Data structure

Stile requires that data be in a format that can be indexed by a column name. That means you should be able to do

>>> ra = data['ra']

to get the right ascension of your data. There is a standard set of Stile column names:

  • dec, the declination of the object
  • ra, the RA of the object
  • x, the x coordinate of the object
  • y, the y coordinate of the object
  • g1, a shear component in the ra or x direction
  • g2, a shear component 45 degrees from the ra or x direction
  • sigma, a size parameter for objects with dimension [length] in arbitrary units
  • psf_g1, the g1 of the psf at the location of this object
  • psf_g2, the g2 of the psf at the location of this object
  • psf_sigma, the sigma of the psf at the location of this object
  • w, the weight to apply per object
  • z, the redshift of the object

g1 and g2 may be defined in either sky coordinates or in chip coordinates. Stile leaves it to the user to make sure that the appropriate coordinate system is chosen for the test the user wishes to do. But in general, if x coordinates appear in the data array, g1 and g2 should be measured relative to the x direction, and if ra and dec appear in the data array, g1 and g2 should be measured relative to the ra direction.
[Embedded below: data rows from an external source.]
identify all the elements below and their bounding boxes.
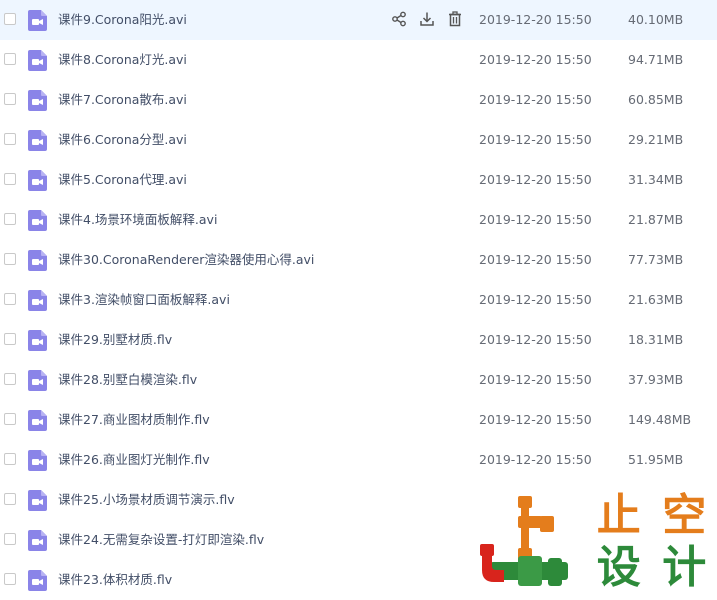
file-modified-date: 2019-12-20 15:50 [479,212,592,227]
video-file-icon [28,170,47,191]
file-size: 51.95MB [628,452,684,467]
video-file-icon [28,570,47,591]
logo-char-4: 计 [662,542,707,593]
video-file-icon [28,250,47,271]
video-file-icon [28,50,47,71]
file-modified-date: 2019-12-20 15:50 [479,372,592,387]
video-file-icon [28,410,47,431]
row-checkbox[interactable] [4,413,16,425]
file-modified-date: 2019-12-20 15:50 [479,172,592,187]
row-checkbox[interactable] [4,253,16,265]
file-name[interactable]: 课件27.商业图材质制作.flv [58,400,210,440]
file-row[interactable]: 课件3.渲染帧窗口面板解释.avi 2019-12-20 15:50 21.63MB [0,280,717,320]
file-modified-date: 2019-12-20 15:50 [479,92,592,107]
share-icon[interactable] [391,11,407,27]
file-name[interactable]: 课件26.商业图灯光制作.flv [58,440,210,480]
video-file-icon [28,290,47,311]
file-name[interactable]: 课件24.无需复杂设置-打灯即渲染.flv [58,520,264,560]
file-name[interactable]: 课件6.Corona分型.avi [58,120,187,160]
row-checkbox[interactable] [4,133,16,145]
file-name[interactable]: 课件25.小场景材质调节演示.flv [58,480,235,520]
row-checkbox[interactable] [4,293,16,305]
file-size: 94.71MB [628,52,684,67]
row-checkbox[interactable] [4,53,16,65]
file-size: 60.85MB [628,92,684,107]
download-icon[interactable] [419,11,435,27]
file-modified-date: 2019-12-20 15:50 [479,252,592,267]
file-modified-date: 2019-12-20 15:50 [479,332,592,347]
row-actions [391,11,463,29]
row-checkbox[interactable] [4,573,16,585]
file-size: 21.63MB [628,292,684,307]
video-file-icon [28,330,47,351]
row-checkbox[interactable] [4,333,16,345]
file-size: 31.34MB [628,172,684,187]
row-checkbox[interactable] [4,533,16,545]
row-checkbox[interactable] [4,453,16,465]
file-modified-date: 2019-12-20 15:50 [479,52,592,67]
file-row[interactable]: 课件7.Corona散布.avi 2019-12-20 15:50 60.85MB [0,80,717,120]
file-name[interactable]: 课件5.Corona代理.avi [58,160,187,200]
row-checkbox[interactable] [4,373,16,385]
file-modified-date: 2019-12-20 15:50 [479,452,592,467]
video-file-icon [28,370,47,391]
file-size: 77.73MB [628,252,684,267]
file-name[interactable]: 课件30.CoronaRenderer渲染器使用心得.avi [58,240,314,280]
row-checkbox[interactable] [4,13,16,25]
video-file-icon [28,210,47,231]
video-file-icon [28,450,47,471]
file-modified-date: 2019-12-20 15:50 [479,412,592,427]
row-checkbox[interactable] [4,93,16,105]
row-checkbox[interactable] [4,493,16,505]
file-name[interactable]: 课件28.别墅白模渲染.flv [58,360,197,400]
file-name[interactable]: 课件3.渲染帧窗口面板解释.avi [58,280,230,320]
file-size: 21.87MB [628,212,684,227]
file-name[interactable]: 课件8.Corona灯光.avi [58,40,187,80]
video-file-icon [28,530,47,551]
pipe-logo-icon [480,496,568,586]
file-size: 29.21MB [628,132,684,147]
file-row[interactable]: 课件27.商业图材质制作.flv 2019-12-20 15:50 149.48MB [0,400,717,440]
logo-char-3: 设 [596,542,641,593]
watermark-logo: 止 空 设 计 [478,490,717,594]
file-row[interactable]: 课件30.CoronaRenderer渲染器使用心得.avi 2019-12-20… [0,240,717,280]
video-file-icon [28,490,47,511]
logo-text: 止 空 设 计 [586,490,717,594]
file-name[interactable]: 课件9.Corona阳光.avi [58,0,187,40]
file-modified-date: 2019-12-20 15:50 [479,292,592,307]
file-size: 37.93MB [628,372,684,387]
file-name[interactable]: 课件23.体积材质.flv [58,560,172,600]
file-row[interactable]: 课件28.别墅白模渲染.flv 2019-12-20 15:50 37.93MB [0,360,717,400]
video-file-icon [28,90,47,111]
file-name[interactable]: 课件4.场景环境面板解释.avi [58,200,217,240]
row-checkbox[interactable] [4,213,16,225]
file-size: 149.48MB [628,412,692,427]
file-row[interactable]: 课件5.Corona代理.avi 2019-12-20 15:50 31.34MB [0,160,717,200]
video-file-icon [28,130,47,151]
row-checkbox[interactable] [4,173,16,185]
file-modified-date: 2019-12-20 15:50 [479,132,592,147]
trash-icon[interactable] [447,11,463,27]
video-file-icon [28,10,47,31]
file-row[interactable]: 课件4.场景环境面板解释.avi 2019-12-20 15:50 21.87MB [0,200,717,240]
file-name[interactable]: 课件7.Corona散布.avi [58,80,187,120]
file-name[interactable]: 课件29.别墅材质.flv [58,320,172,360]
logo-char-1: 止 [596,490,641,541]
file-row[interactable]: 课件9.Corona阳光.avi 2019-12-20 15:50 40.10MB [0,0,717,40]
file-size: 18.31MB [628,332,684,347]
logo-char-2: 空 [662,490,707,541]
file-size: 40.10MB [628,12,684,27]
file-row[interactable]: 课件29.别墅材质.flv 2019-12-20 15:50 18.31MB [0,320,717,360]
file-row[interactable]: 课件26.商业图灯光制作.flv 2019-12-20 15:50 51.95MB [0,440,717,480]
file-row[interactable]: 课件8.Corona灯光.avi 2019-12-20 15:50 94.71MB [0,40,717,80]
file-modified-date: 2019-12-20 15:50 [479,12,592,27]
file-row[interactable]: 课件6.Corona分型.avi 2019-12-20 15:50 29.21MB [0,120,717,160]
Of course, not every data array needs to include all of these columns!

For some tests, a dict would be okay. However, we usually assume that the data is in a contiguous array so we can mask it:

>>> masked_data = data[mask]

which does not work on a dict. The data types that can handle both masking and column calls via names are: the FITS catalogs of pyfits or astropy; NumPy formatted arrays; and NumPy record arrays. The difference between a formatted array and a recarray is that a recarray has an extra layer of Python code when calling columns by strings. That could cause some slowdown if you’re doing a large number of indexing calls. On the other hand, they’re a lot easier to make.

To make a recarray from vectors ra, dec, g1, g2, and w:

>>> numpy.rec.fromarrays([ra, dec, g1, g2, w], names=['ra', 'dec', 'g1', 'g2', 'w'])

Note that this will cause all columns to be in the same format–so if any of those are a string, all columns will appear as strings. You can get around this with more complicated data types, as explained in the documentation for numpy.core.records.fromarrays().

To make a formatted array from an existing array, we have a Stile helper function called stile.FormatArray. From a data array arr with ra in the 0th column, dec in the 1st, g1 in the 2nd, g2 in the 3rd, and w in the 4th, you can do either:

>>> stile.FormatArray(arr, fields=['ra', 'dec', 'g1', 'g2', 'w'])

or

>>> stile.FormatArray(arr, fields={'ra': 0, 'dec': 1, 'g1': 2, 'g2': 3, 'w': 4})

The dict form doesn’t need to give names to all the columns, but the list form does. The dict form can also have strings as the values if you’re rewriting column names from an existing formatted array/recarray/FITS catalog. If the array was not previously a formatted or structured array of some kind, all columns will be cast to the most complex column type; if the array was already a formatted or structured array, only the names of the columns will change.

Once you have this array, it can be reused for all tests on that data.